Accord UE-Mercosur : pourquoi le traité peut être conclu contre l'avis de la France

Accord UE-Mercosur : pourquoi le traité peut être conclu contre l'avis de la France L'Union européenne pourrait être sur le point de finaliser un accord commercial avec le Mercosur, qui regroupe plusieurs pays d'Amérique du Sud. La France s'oppose à ce traité en l'état, mais pourrait se voir forcer la main.

Lundi 18 novembre démarre au Brésil le sommet du G20. Il pourrait être le lieu de la finalisation d'un nouvel accord entre l'Union européenne et le Mercosur, qui réunit le Brésil, l'Argentine, l'Uruguay, le Paraguay et la Bolivie. Ce dernier est en discussion depuis une vingtaine d'années, mais sa signature semble désormais imminente. "Nous avons deux dates clés : le sommet du G20 en novembre à Rio de Janeiro, et le sommet du Mercosur en décembre de cette année. Nous allons donc travailler à la réalisation de ce grand projet", a souligné le chef du gouvernement espagnol Pedro Sanchez lors du forum économique à Faro, au Portugal, fin octobre.

Ce traité prévoit notamment la suppression de la majorité des droits de douane entre l'UE et le Mercosur, ainsi qu'un quota d'importations pour la viande bovine latino-américaine d'environ 90 000 à 100 000 tonnes par an. La volonté de mettre en place un tel accord est favorisée par le contexte actuel de tensions commerciales avec la Chine et par la crainte du protectionnisme promis par Donald Trump.

Pourtant, en France, ce possible accord n'est pas bien reçu. Il est d'ailleurs l'une des raisons pour lesquelles les agriculteurs veulent se mobiliser la semaine prochaine. Les exploitants agricoles craignent notamment une concurrence déloyale, au vu de la différence de normes entre les pays du Mercosur et ceux de l'Union européenne. Même son de cloche côté politique, la France s'oppose à ce traité "en l'état", comme l'a rappelé Emmanuel Macron fin octobre. Michel Barnier s'est d'ailleurs rendu à Bruxelles mercredi 13 novembre pour défendre la position du gouvernement français.

Plus de 600 parlementaires ont aussi signé une tribune pour s'opposer au traité rappelant que la France n'approuvera ce texte que s'il garantit de "ne pas augmenter la déforestation importée dans l'Union européenne", si l'accord est "en conformité avec l'accord de Paris sur le climat" et s'il instaure "des mesures miroirs en matière sanitaire et environnementale". La ministre de l'Agriculture, Annie Genevard, a, pour sa part, assuré que la France veut faire entendre sa voix : "Tout le travail consiste à rallier à notre cause un maximum de pays, de façon à pouvoir imposer un veto à cet accord", a-t-elle déclaré mardi 12 novembre lors de la séance de questions au gouvernement à l'Assemblée nationale.

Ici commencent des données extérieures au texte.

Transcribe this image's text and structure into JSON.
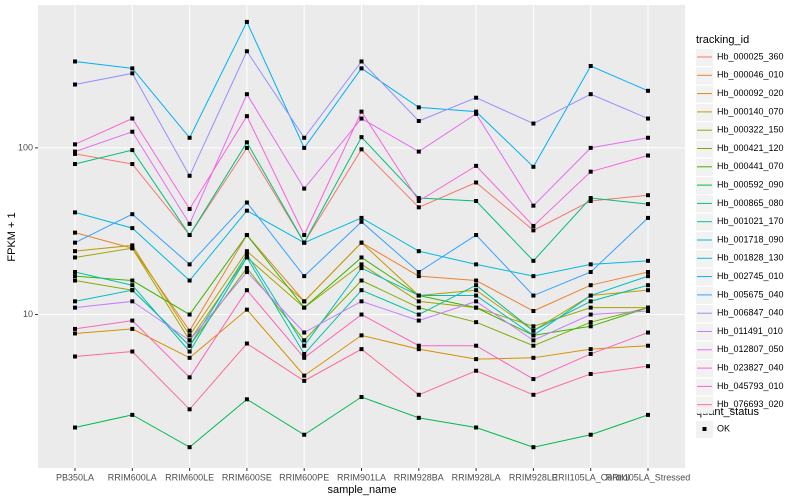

Un combat difficile pour la France, seule contre tous ?

Malgré l'opposition de la France, il apparait compliqué d'empêcher ou de faire modifier le traité en l'état. La ratification de ce traité commercial va d'abord se jouer à la majorité au Conseil européen. Si la Pologne et l'Autriche se sont également placées en défaveur de cet accord, il faudrait au moins quatre Etats représentant plus de 35% de la population de l'UE pour constituer une minorité de blocage. Or, des poids lourds, comme l'Allemagne et l'Espagne qui représentent déjà près de 30% de la population de l'UE, soutiennent la signature du traité. L'exécutif de l'UE voit aussi de nombreux avantages dans cet accord : le commissaire au Commerce et négociateur en chef européen, Valdis Dombrovskis, a assuré que cela engendrerait une augmentation de "15 milliards d'euros" du produit intérieur brut (PIB) de l'UE.

Ce sont finalement des pays comme l'Irlande, les Pays-Bas ou l'Italie qui pourraient faire pencher la balance d'un côté ou de l'autre. Si le Conseil européen valide le texte, il sera ensuite soumis au Parlement européen, qui devra le voter à la majorité pour qu'il soit mis en place. Mais il faudra encore une ratification des parlements nationaux. A cette échelle, la France aurait la possibilité de se faire entendre, mais il est probable que la Commission européenne sépare le volet commercial du volet politique de l'accord. Ainsi, la partie commerciale échapperait à cette ratification unanime et un vote majoritaire deviendrait suffisant.